The opening scene however, with Billy shooting and killing a young criminal on the street, is a very contemporary subject. Since the making of this movie, police killing people on the street has become an extremely hot topic. I doubt this movie could even be made today without a rewrite of the reason Billy Taggart loses his job. Our reaction to his killing of a young criminal, prior to the real life St Louis shooting of a street criminal by a police officer, may not be the same viewed today.
I have enjoyed many thrillers and mysteries over the years, old and new. I like how they demand you pay attention to stories details. They engage the audience as we attempt to figure things out right along with the hero. That is as long as the story is at all engaging.

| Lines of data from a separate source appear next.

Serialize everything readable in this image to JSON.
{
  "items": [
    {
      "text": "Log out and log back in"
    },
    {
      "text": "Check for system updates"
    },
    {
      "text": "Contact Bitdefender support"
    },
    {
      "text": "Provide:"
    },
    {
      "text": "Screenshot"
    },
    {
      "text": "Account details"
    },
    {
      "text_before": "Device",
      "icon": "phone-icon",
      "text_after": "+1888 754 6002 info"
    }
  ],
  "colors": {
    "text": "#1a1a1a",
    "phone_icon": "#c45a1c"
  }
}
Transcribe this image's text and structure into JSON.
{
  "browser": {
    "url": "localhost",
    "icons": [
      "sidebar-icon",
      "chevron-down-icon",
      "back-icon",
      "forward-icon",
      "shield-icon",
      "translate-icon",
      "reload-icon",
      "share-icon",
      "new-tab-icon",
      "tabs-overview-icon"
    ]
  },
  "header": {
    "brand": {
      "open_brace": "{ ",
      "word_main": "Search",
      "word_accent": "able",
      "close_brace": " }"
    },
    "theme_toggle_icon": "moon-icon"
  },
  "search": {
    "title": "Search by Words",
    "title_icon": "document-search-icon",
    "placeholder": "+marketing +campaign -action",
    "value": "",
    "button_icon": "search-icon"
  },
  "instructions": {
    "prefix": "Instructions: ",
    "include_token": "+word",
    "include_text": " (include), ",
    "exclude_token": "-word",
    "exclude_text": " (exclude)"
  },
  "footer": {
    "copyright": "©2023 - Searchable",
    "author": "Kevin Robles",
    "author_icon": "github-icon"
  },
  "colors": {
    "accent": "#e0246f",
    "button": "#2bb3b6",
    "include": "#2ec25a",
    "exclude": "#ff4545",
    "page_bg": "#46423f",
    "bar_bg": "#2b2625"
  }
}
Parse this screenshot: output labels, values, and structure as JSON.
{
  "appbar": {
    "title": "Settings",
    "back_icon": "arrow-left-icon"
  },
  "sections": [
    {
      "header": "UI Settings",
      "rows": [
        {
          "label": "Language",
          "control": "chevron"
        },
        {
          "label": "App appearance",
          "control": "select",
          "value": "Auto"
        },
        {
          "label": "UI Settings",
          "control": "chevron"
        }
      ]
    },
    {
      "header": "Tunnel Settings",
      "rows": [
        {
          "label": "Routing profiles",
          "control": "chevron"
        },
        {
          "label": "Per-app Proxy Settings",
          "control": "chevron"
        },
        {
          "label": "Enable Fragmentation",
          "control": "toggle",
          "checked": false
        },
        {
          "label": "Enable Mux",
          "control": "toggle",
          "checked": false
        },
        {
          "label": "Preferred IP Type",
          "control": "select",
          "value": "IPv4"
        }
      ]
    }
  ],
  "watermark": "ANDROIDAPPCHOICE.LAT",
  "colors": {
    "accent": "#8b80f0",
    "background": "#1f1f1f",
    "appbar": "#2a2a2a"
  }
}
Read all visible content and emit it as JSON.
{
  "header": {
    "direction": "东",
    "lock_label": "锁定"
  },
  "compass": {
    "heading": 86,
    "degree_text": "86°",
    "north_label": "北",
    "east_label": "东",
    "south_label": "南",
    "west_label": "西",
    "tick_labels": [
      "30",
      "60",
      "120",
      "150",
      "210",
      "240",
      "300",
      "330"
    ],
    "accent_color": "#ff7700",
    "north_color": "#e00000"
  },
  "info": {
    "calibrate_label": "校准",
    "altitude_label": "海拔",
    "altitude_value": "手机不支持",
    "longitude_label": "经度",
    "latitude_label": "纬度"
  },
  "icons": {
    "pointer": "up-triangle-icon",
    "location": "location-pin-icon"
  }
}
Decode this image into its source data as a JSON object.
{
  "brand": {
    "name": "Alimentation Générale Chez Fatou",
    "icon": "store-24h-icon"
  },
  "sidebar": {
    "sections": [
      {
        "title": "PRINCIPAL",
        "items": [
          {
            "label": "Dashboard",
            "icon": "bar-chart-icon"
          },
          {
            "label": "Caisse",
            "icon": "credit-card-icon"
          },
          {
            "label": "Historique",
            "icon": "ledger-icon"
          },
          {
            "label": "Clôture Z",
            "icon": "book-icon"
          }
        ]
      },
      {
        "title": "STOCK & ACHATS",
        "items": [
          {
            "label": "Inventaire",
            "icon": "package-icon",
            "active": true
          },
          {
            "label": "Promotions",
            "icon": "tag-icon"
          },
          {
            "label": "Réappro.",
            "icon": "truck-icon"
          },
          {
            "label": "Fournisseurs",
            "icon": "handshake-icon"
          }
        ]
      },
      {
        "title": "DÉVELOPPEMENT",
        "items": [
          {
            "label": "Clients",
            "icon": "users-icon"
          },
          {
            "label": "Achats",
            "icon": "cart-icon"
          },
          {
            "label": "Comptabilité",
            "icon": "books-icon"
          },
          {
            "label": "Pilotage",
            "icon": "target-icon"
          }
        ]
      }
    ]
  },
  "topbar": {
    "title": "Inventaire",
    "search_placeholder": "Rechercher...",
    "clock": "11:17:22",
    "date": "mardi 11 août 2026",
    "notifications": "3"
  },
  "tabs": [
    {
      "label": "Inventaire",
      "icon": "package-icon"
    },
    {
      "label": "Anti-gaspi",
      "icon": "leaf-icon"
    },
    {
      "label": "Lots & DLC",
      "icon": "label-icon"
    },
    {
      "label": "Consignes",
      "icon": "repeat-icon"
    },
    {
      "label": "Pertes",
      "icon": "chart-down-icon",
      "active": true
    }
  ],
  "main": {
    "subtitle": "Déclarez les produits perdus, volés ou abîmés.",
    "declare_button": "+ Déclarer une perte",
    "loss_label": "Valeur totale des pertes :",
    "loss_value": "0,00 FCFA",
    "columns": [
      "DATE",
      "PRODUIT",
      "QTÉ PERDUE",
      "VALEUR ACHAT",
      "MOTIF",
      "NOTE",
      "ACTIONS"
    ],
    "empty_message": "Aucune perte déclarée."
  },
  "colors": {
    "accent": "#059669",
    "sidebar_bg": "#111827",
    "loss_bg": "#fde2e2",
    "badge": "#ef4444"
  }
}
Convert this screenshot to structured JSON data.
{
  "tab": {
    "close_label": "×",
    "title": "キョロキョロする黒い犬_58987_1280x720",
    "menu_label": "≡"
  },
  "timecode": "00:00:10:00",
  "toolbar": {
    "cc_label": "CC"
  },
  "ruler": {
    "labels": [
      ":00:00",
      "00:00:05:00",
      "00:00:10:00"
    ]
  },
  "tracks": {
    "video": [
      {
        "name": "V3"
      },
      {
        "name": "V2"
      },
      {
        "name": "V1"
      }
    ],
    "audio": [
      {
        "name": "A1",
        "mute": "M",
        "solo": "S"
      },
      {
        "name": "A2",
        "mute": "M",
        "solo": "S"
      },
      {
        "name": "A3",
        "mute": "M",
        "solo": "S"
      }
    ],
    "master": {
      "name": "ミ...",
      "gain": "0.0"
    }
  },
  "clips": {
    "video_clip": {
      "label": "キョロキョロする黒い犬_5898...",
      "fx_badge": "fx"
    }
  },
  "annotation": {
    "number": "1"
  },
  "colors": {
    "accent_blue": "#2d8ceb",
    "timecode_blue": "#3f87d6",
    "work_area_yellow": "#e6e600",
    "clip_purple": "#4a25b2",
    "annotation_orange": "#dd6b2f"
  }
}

I cared not for anyone on screen. Billy is a cold blooded killer. The Mayor and Valiant are politicians. Cathleen is a miserable wife of privilege. Natalie is fake. Etc… With that said, the story never held my interest. It all comes down to back room deals and blackmail. The problem is that nothing really bad happens if the bad guy succeeds. Sure, he gets a bunch of money but a whole lot of people get jobs. The city gets some huge improvements at the cost of some people having to find a new place to live. It is not exactly exciting stuff.
Russell Crowe has made lots of lousy films lately. Noah was a disastrous biblical retelling. Although he sings for his rock band, 30 Odd Foot of Grunts, Les Misérables demonstrated that singing on screen is really not for him. The less said about The Man with the Iron Fists, and his performance, the better. Here, his accent seems to come and go. He lacks the kind of charisma that allows audiences to at least have fun with the audacity of the characters actions. Someone like Kevin Spacey could have done wonders with this part.
I like that someone was willing to attempt an old fashioned film noir type movie but it was unfortunate that Broken City turned out to be so disappointing.